Следствие длилось несколько дней, и каждый вечер я получал полный отчет о его результатах. Никто не верил в яд. Каталина Барахас не упомянула о разговоре со мной и ограничилась утверждением, что «никто не мог желать зла такой доброй и щедрой женщине». К моему облегчению, никто из опрошенных не показал, что принц Астурийский покинул салон, где собравшиеся слушали трио, и поднялся на верхний этаж. Никто не видел, как он входил и выходил из комнаты покойной. Никто не обратил внимания на венецианский бокал, который тогда — я узнал это от Гойи — так органично вписался во множество принадлежавших Каэтане вещей. Оба врача решительно отвергали возможность ошибки, хотя их диагнозы не совпадали; они упрекали друг друга в небрежности, приписывая ее возрасту, правда, в одном случае имелся в виду слишком юный, а в другом — слишком преклонный возраст. Банку с зеленой веронской не нашли (да ее скорее всего и не искали), и вполне вероятно, что она затерялась в еще не убранном строительном мусоре, оставшемся около дворца. Флакон в сафьяновом чехле с солями выпал в темноте из кармана, был затем поднят и возвращен владельцу, однако ни владелец, ни тот, кто нашел флакон, никак не прокомментировали столь незначительное происшествие. Пауза, возникшая при возвращении флакона, разрасталась концентрическими волнами и в конце концов превратилась в сплошное всеобщее молчание. Чернь забыла свои подозрения с той же беспечностью, с которой их породила. Годы спустя дон Фернандо смог стать королем Испании. Его упрекали в чем угодно, находили в нем какие угодно недостатки, но никто никогда не сказал, что он — убийца.
Эпилог
Я больше не видел Гойю после нашей встречи в Бордо. В моей памяти он навсегда сохранился таким, каким был в тот последний раз: глубоким стариком с живыми глазами, неотрывно следящими за пламенем догорающей свечи, будто наблюдая тайное жертвоприношение, на котором сжигались память, верность, любовь. Три года спустя, в конце 1828-го, я узнал, что он умер. А за несколько дней до этого моя дочь сообщила из Мадрида, что скончалась Майте, моя жена, чье здоровье уже давно было серьезно подорвано. И хотя я не видел ее с 1808 года и за прошедшие двадцать лет не получил от нее ни строчки, это известие имело для меня огромное значение. Только теперь я наконец почувствовал себя совершенно свободным, смог жениться на Пепите, упорядочить мою личную жизнь, обрести душевное спокойствие, которой, никогда не имел. Сообщение о смерти Гойи, пришедшее в тот момент, уже не могло глубоко меня тронуть.

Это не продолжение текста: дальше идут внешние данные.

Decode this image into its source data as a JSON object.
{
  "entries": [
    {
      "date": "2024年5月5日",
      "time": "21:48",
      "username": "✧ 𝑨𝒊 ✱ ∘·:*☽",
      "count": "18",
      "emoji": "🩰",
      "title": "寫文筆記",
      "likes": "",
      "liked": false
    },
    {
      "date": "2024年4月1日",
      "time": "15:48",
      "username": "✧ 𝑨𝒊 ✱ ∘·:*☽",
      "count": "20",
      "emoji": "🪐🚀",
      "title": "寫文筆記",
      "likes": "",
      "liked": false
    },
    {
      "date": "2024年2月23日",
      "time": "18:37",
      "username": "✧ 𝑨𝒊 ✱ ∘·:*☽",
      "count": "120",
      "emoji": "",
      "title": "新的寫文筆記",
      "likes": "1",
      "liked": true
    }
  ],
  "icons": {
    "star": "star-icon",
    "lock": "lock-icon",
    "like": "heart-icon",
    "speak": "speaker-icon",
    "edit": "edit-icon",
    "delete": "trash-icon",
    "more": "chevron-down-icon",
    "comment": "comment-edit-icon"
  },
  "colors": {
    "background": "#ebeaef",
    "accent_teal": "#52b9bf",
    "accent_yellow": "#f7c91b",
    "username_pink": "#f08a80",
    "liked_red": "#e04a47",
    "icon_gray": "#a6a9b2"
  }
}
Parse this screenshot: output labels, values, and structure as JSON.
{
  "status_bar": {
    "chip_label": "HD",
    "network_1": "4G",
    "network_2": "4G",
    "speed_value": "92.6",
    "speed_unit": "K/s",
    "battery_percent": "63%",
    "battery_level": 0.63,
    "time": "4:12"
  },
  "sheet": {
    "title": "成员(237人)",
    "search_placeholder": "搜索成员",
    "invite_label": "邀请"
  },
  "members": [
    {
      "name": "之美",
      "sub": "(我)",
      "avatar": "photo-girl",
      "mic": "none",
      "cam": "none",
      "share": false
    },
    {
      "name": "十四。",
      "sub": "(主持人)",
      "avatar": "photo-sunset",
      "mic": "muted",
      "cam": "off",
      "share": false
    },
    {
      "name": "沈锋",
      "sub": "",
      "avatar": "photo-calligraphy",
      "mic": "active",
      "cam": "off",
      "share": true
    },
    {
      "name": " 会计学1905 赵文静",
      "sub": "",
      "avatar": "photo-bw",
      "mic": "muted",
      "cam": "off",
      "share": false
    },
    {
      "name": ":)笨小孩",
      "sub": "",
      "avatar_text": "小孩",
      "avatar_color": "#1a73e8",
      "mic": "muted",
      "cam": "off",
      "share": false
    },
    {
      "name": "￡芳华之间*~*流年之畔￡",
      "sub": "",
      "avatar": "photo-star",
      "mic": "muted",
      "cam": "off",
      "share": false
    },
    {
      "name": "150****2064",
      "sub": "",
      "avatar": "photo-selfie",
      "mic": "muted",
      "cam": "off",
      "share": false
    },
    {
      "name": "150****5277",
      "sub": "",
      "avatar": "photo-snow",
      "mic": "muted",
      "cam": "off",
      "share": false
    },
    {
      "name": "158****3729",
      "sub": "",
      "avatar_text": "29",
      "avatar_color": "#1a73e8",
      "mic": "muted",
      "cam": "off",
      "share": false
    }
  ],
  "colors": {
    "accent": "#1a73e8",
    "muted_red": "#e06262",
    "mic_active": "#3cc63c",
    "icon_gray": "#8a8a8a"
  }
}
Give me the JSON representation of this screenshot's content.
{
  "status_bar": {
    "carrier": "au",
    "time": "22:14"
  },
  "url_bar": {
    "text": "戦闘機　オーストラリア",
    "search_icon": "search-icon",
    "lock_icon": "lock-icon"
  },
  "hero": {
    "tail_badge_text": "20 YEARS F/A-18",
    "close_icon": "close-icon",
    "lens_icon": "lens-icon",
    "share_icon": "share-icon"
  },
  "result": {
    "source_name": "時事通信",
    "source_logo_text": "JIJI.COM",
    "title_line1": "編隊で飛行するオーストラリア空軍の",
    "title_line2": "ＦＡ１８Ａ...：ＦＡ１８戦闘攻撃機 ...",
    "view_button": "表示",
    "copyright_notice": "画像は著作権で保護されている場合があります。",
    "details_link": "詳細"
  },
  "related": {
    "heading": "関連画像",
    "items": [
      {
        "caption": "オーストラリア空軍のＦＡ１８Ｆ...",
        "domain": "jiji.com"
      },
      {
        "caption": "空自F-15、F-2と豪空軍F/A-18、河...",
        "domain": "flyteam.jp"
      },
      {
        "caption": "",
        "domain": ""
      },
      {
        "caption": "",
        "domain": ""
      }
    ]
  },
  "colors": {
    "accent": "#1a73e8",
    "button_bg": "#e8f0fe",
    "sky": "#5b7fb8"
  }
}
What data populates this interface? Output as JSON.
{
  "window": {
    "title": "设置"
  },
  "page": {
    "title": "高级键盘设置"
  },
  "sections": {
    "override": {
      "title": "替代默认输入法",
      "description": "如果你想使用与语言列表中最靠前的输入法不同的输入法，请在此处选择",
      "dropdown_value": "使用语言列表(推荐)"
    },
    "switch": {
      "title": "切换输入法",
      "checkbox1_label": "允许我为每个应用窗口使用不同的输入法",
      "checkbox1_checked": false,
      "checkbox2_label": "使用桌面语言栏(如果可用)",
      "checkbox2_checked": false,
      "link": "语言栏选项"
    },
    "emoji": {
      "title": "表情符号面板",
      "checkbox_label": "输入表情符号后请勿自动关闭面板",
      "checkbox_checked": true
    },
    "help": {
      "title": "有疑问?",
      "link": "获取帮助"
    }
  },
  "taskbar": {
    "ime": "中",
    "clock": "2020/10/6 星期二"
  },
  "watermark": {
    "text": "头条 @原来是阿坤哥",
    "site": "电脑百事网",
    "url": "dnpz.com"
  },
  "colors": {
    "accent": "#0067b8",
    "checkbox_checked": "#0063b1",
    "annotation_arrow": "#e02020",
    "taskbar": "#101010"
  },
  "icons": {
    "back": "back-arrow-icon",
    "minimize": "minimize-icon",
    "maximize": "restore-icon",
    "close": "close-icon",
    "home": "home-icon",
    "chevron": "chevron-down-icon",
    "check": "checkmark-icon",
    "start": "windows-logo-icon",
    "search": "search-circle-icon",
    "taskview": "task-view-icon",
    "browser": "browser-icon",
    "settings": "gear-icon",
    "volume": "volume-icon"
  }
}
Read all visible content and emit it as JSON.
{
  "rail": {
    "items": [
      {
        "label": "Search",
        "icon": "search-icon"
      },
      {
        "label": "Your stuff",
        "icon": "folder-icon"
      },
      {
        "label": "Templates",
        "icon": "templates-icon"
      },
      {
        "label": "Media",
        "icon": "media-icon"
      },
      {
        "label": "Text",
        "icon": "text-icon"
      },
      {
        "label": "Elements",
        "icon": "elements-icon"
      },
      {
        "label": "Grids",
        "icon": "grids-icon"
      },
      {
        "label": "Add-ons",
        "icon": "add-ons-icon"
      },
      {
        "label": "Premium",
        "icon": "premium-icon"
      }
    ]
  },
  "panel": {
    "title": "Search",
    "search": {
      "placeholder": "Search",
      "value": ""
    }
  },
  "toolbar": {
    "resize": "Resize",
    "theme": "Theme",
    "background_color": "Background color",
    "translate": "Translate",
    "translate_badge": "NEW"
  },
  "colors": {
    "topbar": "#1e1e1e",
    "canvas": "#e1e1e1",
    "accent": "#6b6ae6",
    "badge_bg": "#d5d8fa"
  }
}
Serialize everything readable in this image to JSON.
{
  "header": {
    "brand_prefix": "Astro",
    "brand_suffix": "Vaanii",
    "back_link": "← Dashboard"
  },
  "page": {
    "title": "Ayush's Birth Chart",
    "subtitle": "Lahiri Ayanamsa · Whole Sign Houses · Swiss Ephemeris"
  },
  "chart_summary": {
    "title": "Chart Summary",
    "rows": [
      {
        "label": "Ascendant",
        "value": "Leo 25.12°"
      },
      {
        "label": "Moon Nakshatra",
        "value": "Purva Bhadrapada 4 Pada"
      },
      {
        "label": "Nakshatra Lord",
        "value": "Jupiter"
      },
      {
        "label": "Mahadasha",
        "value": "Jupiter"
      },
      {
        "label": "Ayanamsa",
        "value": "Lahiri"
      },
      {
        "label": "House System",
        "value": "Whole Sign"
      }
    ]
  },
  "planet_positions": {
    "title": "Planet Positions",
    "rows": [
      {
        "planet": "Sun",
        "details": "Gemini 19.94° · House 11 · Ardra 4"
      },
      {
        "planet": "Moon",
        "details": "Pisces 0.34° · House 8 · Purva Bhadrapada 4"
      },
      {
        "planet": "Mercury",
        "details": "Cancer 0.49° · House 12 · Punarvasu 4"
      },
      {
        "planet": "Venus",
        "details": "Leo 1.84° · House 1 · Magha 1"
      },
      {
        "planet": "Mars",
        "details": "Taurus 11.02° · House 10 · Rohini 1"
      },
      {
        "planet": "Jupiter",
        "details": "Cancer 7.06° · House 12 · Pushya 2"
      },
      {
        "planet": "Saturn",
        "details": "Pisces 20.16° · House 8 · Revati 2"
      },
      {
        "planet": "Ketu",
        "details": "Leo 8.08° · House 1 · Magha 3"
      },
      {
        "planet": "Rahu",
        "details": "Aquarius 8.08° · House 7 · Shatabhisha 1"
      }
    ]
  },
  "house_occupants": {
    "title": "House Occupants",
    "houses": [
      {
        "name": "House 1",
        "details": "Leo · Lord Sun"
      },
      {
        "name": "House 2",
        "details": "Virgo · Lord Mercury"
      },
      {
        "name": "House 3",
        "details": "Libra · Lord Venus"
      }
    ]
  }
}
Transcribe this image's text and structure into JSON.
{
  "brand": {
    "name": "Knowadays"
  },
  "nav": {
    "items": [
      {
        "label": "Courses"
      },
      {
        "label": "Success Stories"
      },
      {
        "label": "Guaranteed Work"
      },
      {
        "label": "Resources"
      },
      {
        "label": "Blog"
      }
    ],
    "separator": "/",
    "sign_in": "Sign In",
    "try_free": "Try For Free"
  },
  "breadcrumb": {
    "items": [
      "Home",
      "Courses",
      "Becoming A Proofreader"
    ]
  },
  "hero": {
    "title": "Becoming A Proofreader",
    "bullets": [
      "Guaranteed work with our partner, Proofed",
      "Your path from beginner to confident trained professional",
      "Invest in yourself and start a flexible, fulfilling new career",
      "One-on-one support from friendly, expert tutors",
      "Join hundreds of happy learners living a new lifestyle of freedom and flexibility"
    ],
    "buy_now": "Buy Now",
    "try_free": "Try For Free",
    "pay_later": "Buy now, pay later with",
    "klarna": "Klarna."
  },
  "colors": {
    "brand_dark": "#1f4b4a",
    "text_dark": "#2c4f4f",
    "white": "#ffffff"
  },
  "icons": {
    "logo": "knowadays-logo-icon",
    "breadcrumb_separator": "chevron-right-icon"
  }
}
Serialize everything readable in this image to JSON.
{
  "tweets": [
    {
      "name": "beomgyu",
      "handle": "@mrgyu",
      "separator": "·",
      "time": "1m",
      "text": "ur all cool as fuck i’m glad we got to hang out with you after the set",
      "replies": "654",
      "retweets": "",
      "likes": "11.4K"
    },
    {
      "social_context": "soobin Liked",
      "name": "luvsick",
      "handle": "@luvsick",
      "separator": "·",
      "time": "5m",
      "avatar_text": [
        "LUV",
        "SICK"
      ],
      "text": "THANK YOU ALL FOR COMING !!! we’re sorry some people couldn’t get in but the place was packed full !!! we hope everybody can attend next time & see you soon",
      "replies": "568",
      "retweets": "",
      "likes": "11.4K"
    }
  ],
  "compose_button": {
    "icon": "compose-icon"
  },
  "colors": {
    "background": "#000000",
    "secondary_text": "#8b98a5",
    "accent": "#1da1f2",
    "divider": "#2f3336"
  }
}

Через два месяца в Риме ко мне явился друг моей дочери, доставивший корреспонденцию, среди которой было письмо с короткой надписью: «Вручить Мануэлю после смерти Майте». Я узнал почерк моего шурина Луиса, умершего за пять лет до этого — в 1823 году. Что могло означать его посмертное послание? Потертый конверт возбуждал дурное предчувствие. Я медлил несколько дней, не решаясь прочитать его. У меня даже возникло искушение бросить письмо в огонь. Оно вызывало во мне не любопытство, а страх. Наконец ночью, накануне приезда Пепиты в Пизу, где должна была состояться наша свадьба, на которую было получено папское благословение, я собрался с духом и вскрыл конверт. Ограничиваюсь здесь тем, что переписываю это письмо.
Дорогой Мануэль!
Я болен. Уже много месяцев здоровье мое из рук вон плохо и с каждым днем становится еще хуже, я чувствую все более ясно, что Господь решил призвать меня к себе. Я еще молод, мне нет и сорока пяти, но ты знаешь, что я от рождения был слаб здоровьем, а неприятности и волнения последних лет не способствовали его укреплению. Врачи стараются, впрочем безуспешно, обмануть меня. Я знаю, что мои дни сочтены, и хочу дожидаться конца со спокойной совестью. Это и заставляет меня взяться за перо. Вот уже двадцать лет меня гнетет тяжкий груз; но теперь я хочу избавиться от него и почувствовать себя свободным, чтобы принять смерть, как подобает христианину, и чтобы мой дух не тревожили никакие иные дела, кроме моего собственного спасения.